FAA’s Huerta noted in his letter that NTSB’s recommendations cited federal rules that include drug and alcohol testing as a legal basis to require greater safety oversight of balloon operations.

“The FAA lacks compelling evidence to believe that medications not approved by the FAA have led to balloon accidents,” he wrote.

The NTSB responded this year that drug and alcohol testing programs are but one aspect of federal rules, and that the FAA misconstrued the intent of the safety recommendations.

The NTSB “did not issue these recommendations for the purpose of requiring such programs,” the board wrote.

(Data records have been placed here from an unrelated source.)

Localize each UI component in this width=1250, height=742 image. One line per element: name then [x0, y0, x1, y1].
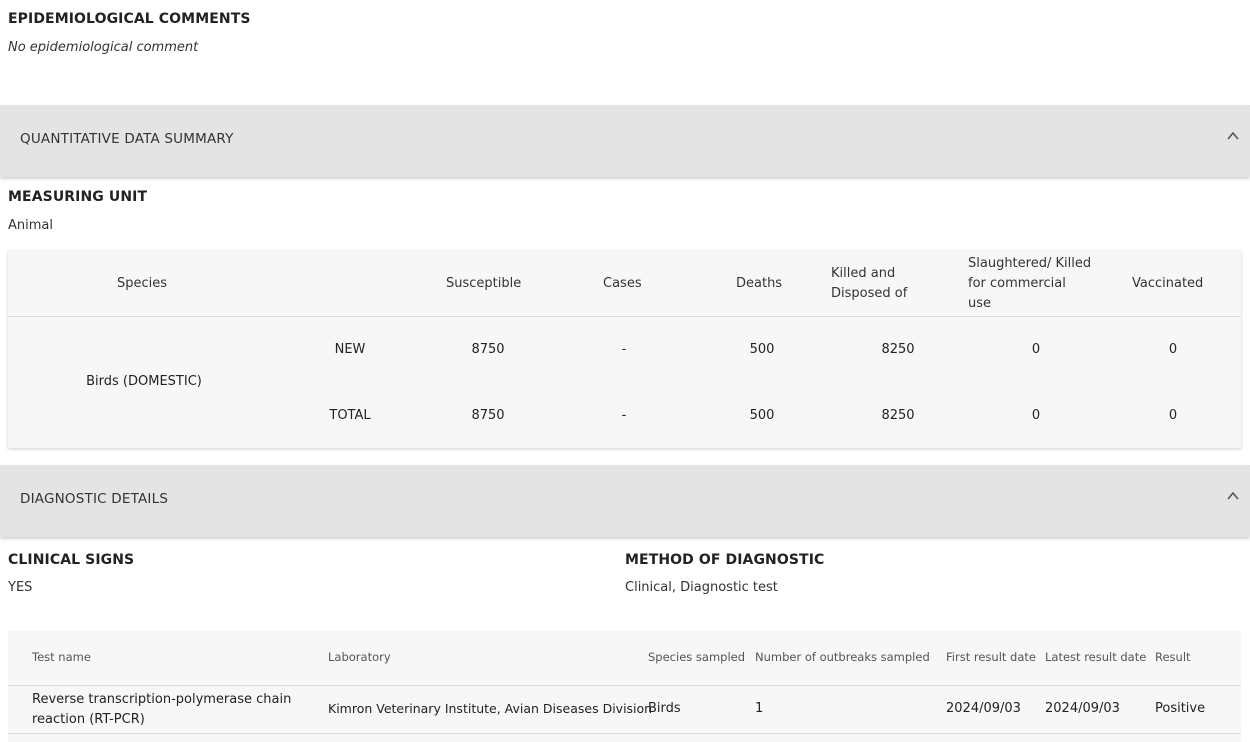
header-test-name: Test name	[32, 650, 91, 664]
cell-result: Positive	[1155, 701, 1206, 716]
row-new-cases: -	[621, 342, 627, 357]
diagnostic-table: Test name Laboratory Species sampled Num…	[8, 630, 1241, 742]
row-divider	[8, 733, 1241, 734]
cell-test-name: Reverse transcription-polymerase chain r…	[32, 690, 291, 730]
header-first-result-date: First result date	[946, 650, 1036, 664]
row-total-deaths: 500	[749, 408, 775, 423]
quantitative-data-summary-header[interactable]: QUANTITATIVE DATA SUMMARY	[0, 105, 1250, 177]
cell-outbreaks-sampled: 1	[755, 701, 764, 716]
row-total-vaccinated: 0	[1168, 408, 1178, 423]
row-total-susceptible: 8750	[471, 408, 505, 423]
species-name: Birds (DOMESTIC)	[86, 374, 202, 389]
header-species: Species	[117, 276, 168, 291]
header-divider	[8, 316, 1241, 317]
cell-first-result-date: 2024/09/03	[946, 701, 1021, 716]
cell-laboratory: Kimron Veterinary Institute, Avian Disea…	[328, 701, 653, 716]
diagnostic-details-label: DIAGNOSTIC DETAILS	[20, 491, 169, 507]
header-deaths: Deaths	[736, 276, 783, 291]
diagnostic-details-header[interactable]: DIAGNOSTIC DETAILS	[0, 465, 1250, 537]
row-new-vaccinated: 0	[1168, 342, 1178, 357]
header-divider	[8, 685, 1241, 686]
method-of-diagnostic-value: Clinical, Diagnostic test	[625, 580, 778, 595]
measuring-unit-title: MEASURING UNIT	[8, 189, 148, 205]
header-outbreaks-sampled: Number of outbreaks sampled	[755, 650, 930, 664]
header-killed: Killed and Disposed of	[831, 264, 907, 304]
row-total-killed: 8250	[881, 408, 915, 423]
header-slaughtered-line1: Slaughtered/ Killed	[968, 256, 1092, 271]
cell-latest-result-date: 2024/09/03	[1045, 701, 1120, 716]
row-total-label: TOTAL	[329, 408, 371, 423]
quantitative-table: Species Susceptible Cases Deaths Killed …	[8, 250, 1241, 448]
quantitative-data-summary-label: QUANTITATIVE DATA SUMMARY	[20, 131, 234, 147]
measuring-unit-value: Animal	[8, 218, 53, 233]
row-new-slaughtered: 0	[1031, 342, 1041, 357]
header-slaughtered-line2: for commercial	[968, 276, 1066, 291]
header-cases: Cases	[603, 276, 642, 291]
cell-species-sampled: Birds	[648, 701, 681, 716]
header-laboratory: Laboratory	[328, 650, 391, 664]
row-new-deaths: 500	[749, 342, 775, 357]
chevron-up-icon[interactable]	[1226, 129, 1240, 143]
clinical-signs-value: YES	[8, 580, 33, 595]
header-latest-result-date: Latest result date	[1045, 650, 1147, 664]
clinical-signs-title: CLINICAL SIGNS	[8, 552, 135, 568]
row-total-slaughtered: 0	[1031, 408, 1041, 423]
cell-test-name-line1: Reverse transcription-polymerase chain	[32, 692, 292, 707]
header-killed-line1: Killed and	[831, 266, 896, 281]
epidemiological-comments-title: EPIDEMIOLOGICAL COMMENTS	[8, 11, 251, 27]
row-new-killed: 8250	[881, 342, 915, 357]
cell-test-name-line2: reaction (RT-PCR)	[32, 712, 145, 727]
header-species-sampled: Species sampled	[648, 650, 746, 664]
header-result: Result	[1155, 650, 1191, 664]
method-of-diagnostic-title: METHOD OF DIAGNOSTIC	[625, 552, 825, 568]
header-slaughtered-line3: use	[968, 296, 992, 311]
row-new-label: NEW	[334, 342, 366, 357]
header-susceptible: Susceptible	[446, 276, 522, 291]
row-new-susceptible: 8750	[471, 342, 505, 357]
chevron-up-icon[interactable]	[1226, 489, 1240, 503]
header-slaughtered: Slaughtered/ Killed for commercial use	[968, 254, 1091, 314]
row-total-cases: -	[621, 408, 627, 423]
epidemiological-comments-text: No epidemiological comment	[8, 40, 199, 55]
header-killed-line2: Disposed of	[831, 286, 908, 301]
header-vaccinated: Vaccinated	[1132, 276, 1204, 291]
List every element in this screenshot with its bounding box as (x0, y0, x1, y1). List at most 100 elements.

“Rather, we issued them as a result of our concern about the operational deficiencies identified in our investigations of accidents involving commercial air tour balloon operations. Our concern is that such operations do not receive oversight equal to that of similar airplane and helicopter air tour operations.”

The NTSB said it hoped that if commercial balloon operators were subject to greater oversight then they would devote more attention to safety.

FAA spokesman Lynn Lunsford said it’s difficult to say whether the Texas crash will cause the agency to reconsider NTSB’s recommendations “until we’ve had a chance to gather and examine the evidence in this particular case.”